Cohen generics over the ground model still Cohen over other generic extensions? Let $M$ be a countable transitive model of (enough of) ZFC. I'm looking for notions of forcing $\mathbb{P}$ such that if $G$ is $M$-generic for $\mathbb{P}$, then $c$ is a Cohen real over $M$ if and only if $c$ is Cohen real over $M[G]$.
Ideally, $\mathbb{P}$ should be a "typical" poset for adding reals in an obvious way, e.g., $\mathbb{P}$ is equivalent to the quotient of the Borel sets in $\mathbb{R}$ by some non-trivial $\sigma$-ideal (in $M$).
One such example is Sacks forcing, see Todd Eisworth's answer here: Is a model of set theory determined by the Cohen reals over it?
Are there other examples?
 A: Another example of a forcing like this is the forcing to add an infinitely equal real. I'll sketch the proof, although it is quite similar to the one for Sacks forcing.

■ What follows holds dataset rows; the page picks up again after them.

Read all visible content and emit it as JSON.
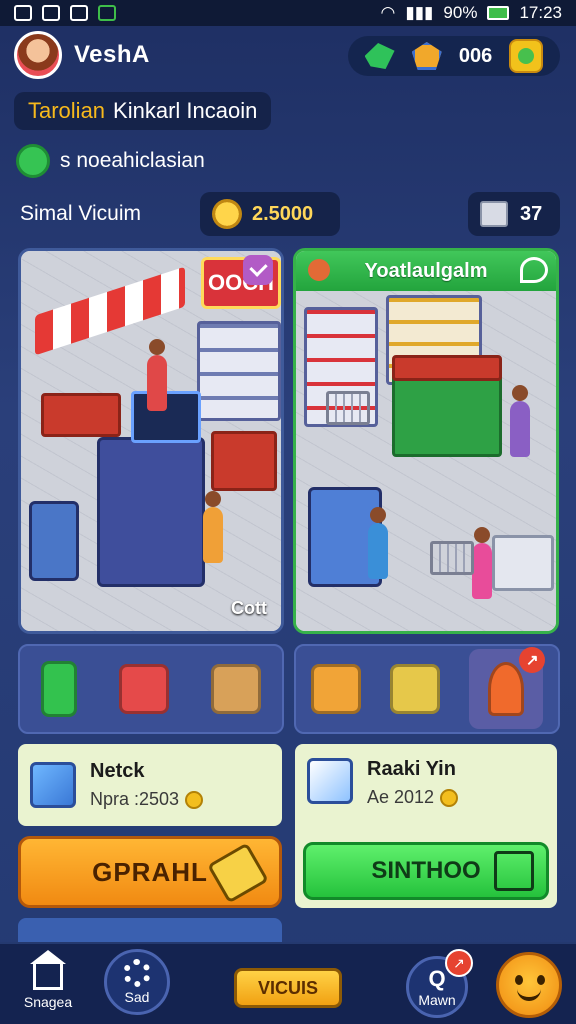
{
  "status_bar": {
    "battery": "90%",
    "time": "17:23"
  },
  "header": {
    "player_name": "VeshA",
    "resource_value": "006"
  },
  "banners": {
    "title_highlight": "Tarolian",
    "title_rest": "Kinkarl Incaoin",
    "subtitle": "s noeahiclasian"
  },
  "stats": {
    "label": "Simal Vicuim",
    "coins": "2.5000",
    "level": "37"
  },
  "scenes": {
    "left_sign": "OOCH",
    "left_corner": "Cott",
    "right_header": "Yoatlaulgalm"
  },
  "cards": {
    "left_title": "Netck",
    "left_sub": "Npra :2503",
    "right_title": "Raaki Yin",
    "right_sub": "Ae 2012"
  },
  "buttons": {
    "orange": "GPRAHL",
    "green": "SINTHOO"
  },
  "nav": {
    "home_label": "Snagea",
    "settings_label": "Sad",
    "center_label": "VICUIS",
    "q_label": "Mawn",
    "q_badge": "↗"
  },
  "colors": {
    "background": "#243a73",
    "accent_green": "#25c23c",
    "accent_orange": "#f18a12",
    "coin_gold": "#ffd75a"
  }
}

Recall that conditions in the poset $\mathbb{P}$ are partial functions $p:\omega\to\omega$ with coinfinite domains and satisfying $p(n)\leq 2^n$, ordered by inclusion. We want to show that any dense open set in the extension by $\mathbb{P}$ contains a dense open set from the ground model (the conclusion about preserving Cohenness then follows). So fix a condition $p$ and a name $\dot{D}$ for a dense open subset of $2^{<\omega}$. We will find a function $f:2^{<\omega}\to 2^{<\omega}$ in $V$, satisfying $t\subseteq f(t)$, and a condition $q\leq p$ such that $q\Vdash \mathrm{ran}(f)\subseteq\dot{D}$.

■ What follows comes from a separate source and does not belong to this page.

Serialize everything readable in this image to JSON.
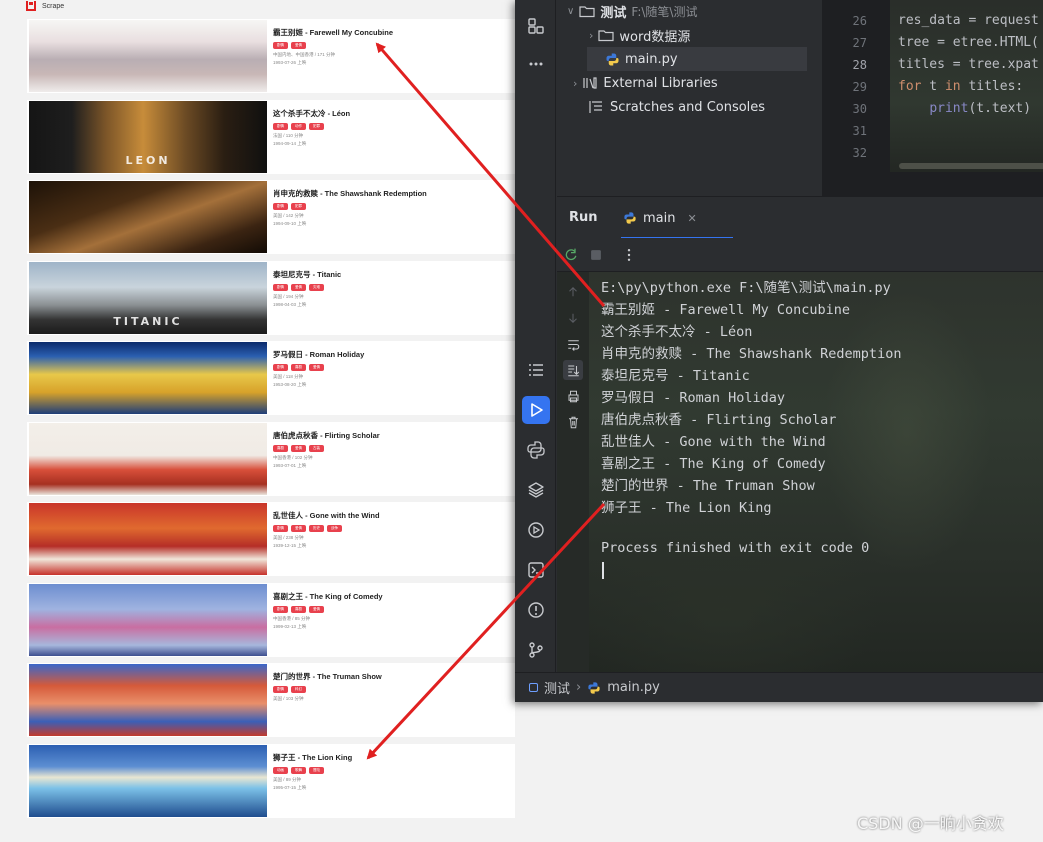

The condition $q$ will be the fusion of a sequence of conditions $p=p_0\geq_0 p_1\geq_1 p_2\geq_2\dots$, where $r\geq_n t$ means that $r\geq t$ and they have the same first $n$ many points missing from their domains. We construct the function $f$ alongside and we will ensure that $p_{n+1}$ forces that $f$ maps the $n$th level of the tree into $\dot{D}$. So suppose we are given $p_n$. There are only finitely many conditions $\bar{p}_n^j\leq p_n$ where we have only filled in the first $n$ many blanks in $p_n$. Running through all of these and then finally putting those blanks back, we find a condition $p_{n+1}\leq_n p_n$ and function values $f(s)$ for $s$ of length $n$ such that any extension of $p_{n+1}$ obtained by filling in the first $n$ blanks forces that $f$ maps the $n$th level into $\dot{D}$. It follows that $p_{n+1}$ forces the same thing.

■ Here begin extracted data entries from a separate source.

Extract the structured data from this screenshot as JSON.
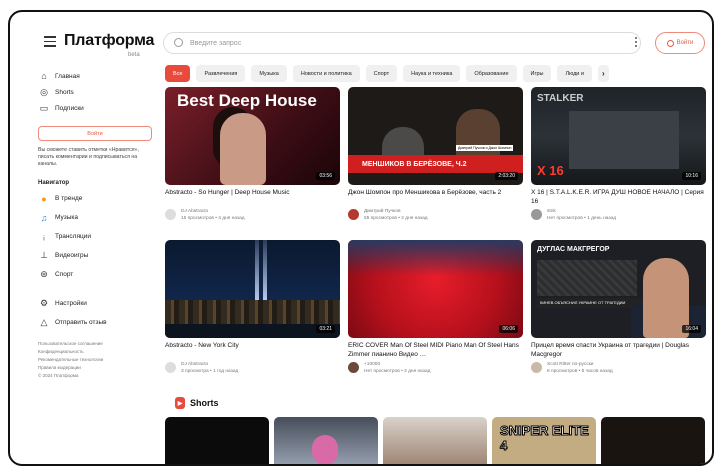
{
  "app": {
    "logo": "Платформа",
    "logo_sub": "beta"
  },
  "header": {
    "search_placeholder": "Введите запрос",
    "login_label": "Войти"
  },
  "sidebar": {
    "main_items": [
      {
        "label": "Главная",
        "icon": "home-icon"
      },
      {
        "label": "Shorts",
        "icon": "shorts-icon"
      },
      {
        "label": "Подписки",
        "icon": "subscriptions-icon"
      }
    ],
    "login_label": "Войти",
    "hint": "Вы сможете ставить отметки «Нравится», писать комментарии и подписываться на каналы.",
    "section_title": "Навигатор",
    "nav_items": [
      {
        "label": "В тренде",
        "icon": "fire-icon"
      },
      {
        "label": "Музыка",
        "icon": "music-icon"
      },
      {
        "label": "Трансляции",
        "icon": "live-icon"
      },
      {
        "label": "Видеоигры",
        "icon": "gamepad-icon"
      },
      {
        "label": "Спорт",
        "icon": "trophy-icon"
      }
    ],
    "bottom_items": [
      {
        "label": "Настройки",
        "icon": "settings-icon"
      },
      {
        "label": "Отправить отзыв",
        "icon": "feedback-icon"
      }
    ],
    "footer_links": [
      "Пользовательское соглашение",
      "Конфиденциальность",
      "Рекомендательные технологии",
      "Правила модерации",
      "© 2024 Платформа"
    ]
  },
  "chips": [
    "Все",
    "Развлечения",
    "Музыка",
    "Новости и политика",
    "Спорт",
    "Наука и техника",
    "Образование",
    "Игры",
    "Люди и"
  ],
  "chip_next": "›",
  "videos": [
    {
      "title": "Abstracto - So Hunger | Deep House Music",
      "channel": "DJ Abstracto",
      "stats": "15 просмотров • 4 дня назад",
      "duration": "03:56",
      "thumb_text": "Best Deep House"
    },
    {
      "title": "Джон Шомпон про Меншикова в Берёзове, часть 2",
      "channel": "Дмитрий Пучков",
      "stats": "55 просмотров • 2 дня назад",
      "duration": "2:03:20",
      "thumb_text": "МЕНШИКОВ В БЕРЁЗОВЕ, Ч.2",
      "thumb_tag": "Дмитрий Пучков и Джон Шомпон"
    },
    {
      "title": "X 16 | S.T.A.L.K.E.R. ИГРА ДУШ НОВОЕ НАЧАЛО | Серия 16",
      "channel": "stnk",
      "stats": "Нет просмотров • 1 день назад",
      "duration": "10:16",
      "thumb_text": "X 16",
      "thumb_game": "STALKER"
    },
    {
      "title": "Abstracto - New York City",
      "channel": "DJ Abstracto",
      "stats": "3 просмотра • 1 год назад",
      "duration": "03:21"
    },
    {
      "title": "ERIC COVER Man Of Steel MIDI Piano Man Of Steel Hans Zimmer пианино Видео …",
      "channel": "+10000",
      "stats": "Нет просмотров • 2 дня назад",
      "duration": "06:06"
    },
    {
      "title": "Прицел время спасти Украина от трагедии | Douglas Macgregor",
      "channel": "Scott Ritter по-русски",
      "stats": "8 просмотров • 5 часов назад",
      "duration": "16:04",
      "thumb_text": "ДУГЛАС МАКГРЕГОР",
      "thumb_strip": "КИНЕВ ОБЪЯСНИЛ УКРАИНЕ ОТ ТРАГЕДИИ"
    }
  ],
  "shorts": {
    "title": "Shorts",
    "items": [
      {
        "thumb_text": ""
      },
      {
        "thumb_text": ""
      },
      {
        "thumb_text": ""
      },
      {
        "thumb_text": "SNIPER ELITE 4"
      },
      {
        "thumb_text": ""
      }
    ]
  }
}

Both this and the Sacks example work by showing that every new dense open set of Cohen conditions contains an old dense set (even dense open), and this suffices as mentioned by Joel in the comments. One can also look at the sets of reals directly and restate this as: every new open dense (or comeager) set contains an old coded comeager set. In other words, the meager ideal of the extension is generated by the old meager ideal.
The following is Lemma 6.3.21 from the Bartoszyński--Judah book.

Theorem: Let $\mathbb{P}$ be a proper poset. The following are equivalent:
  
  
*
  
*The meager ideal of the extension by $\mathbb{P}$ is generated by the meager ideal of the ground model.
  
*$\mathbb{P}$ is $\omega^\omega$-bounding and for every suitable countable elementary substructure $X$ and every Cohen real $c$ over
  $X$, any condition $p\in X\cap\mathbb{P}$ can be extended to an
  $X$-master condition which forces that $c$ remains Cohen over
  $X[\dot{G}]$.
  

So, if $\mathbb{P}$ is a proper $\omega^\omega$-bounding forcing which doesn't satisfy (1), we can find a model $X$ (or its collapsed version $M$), a Cohen real $c$ over $X$ and a $P$-generic $G$ over $X$ such that $c$ is not Cohen over $X[G]$. In this sense, (1) is a necessary condition for this class of forcings to preserve Cohenness over arbitrary countable models.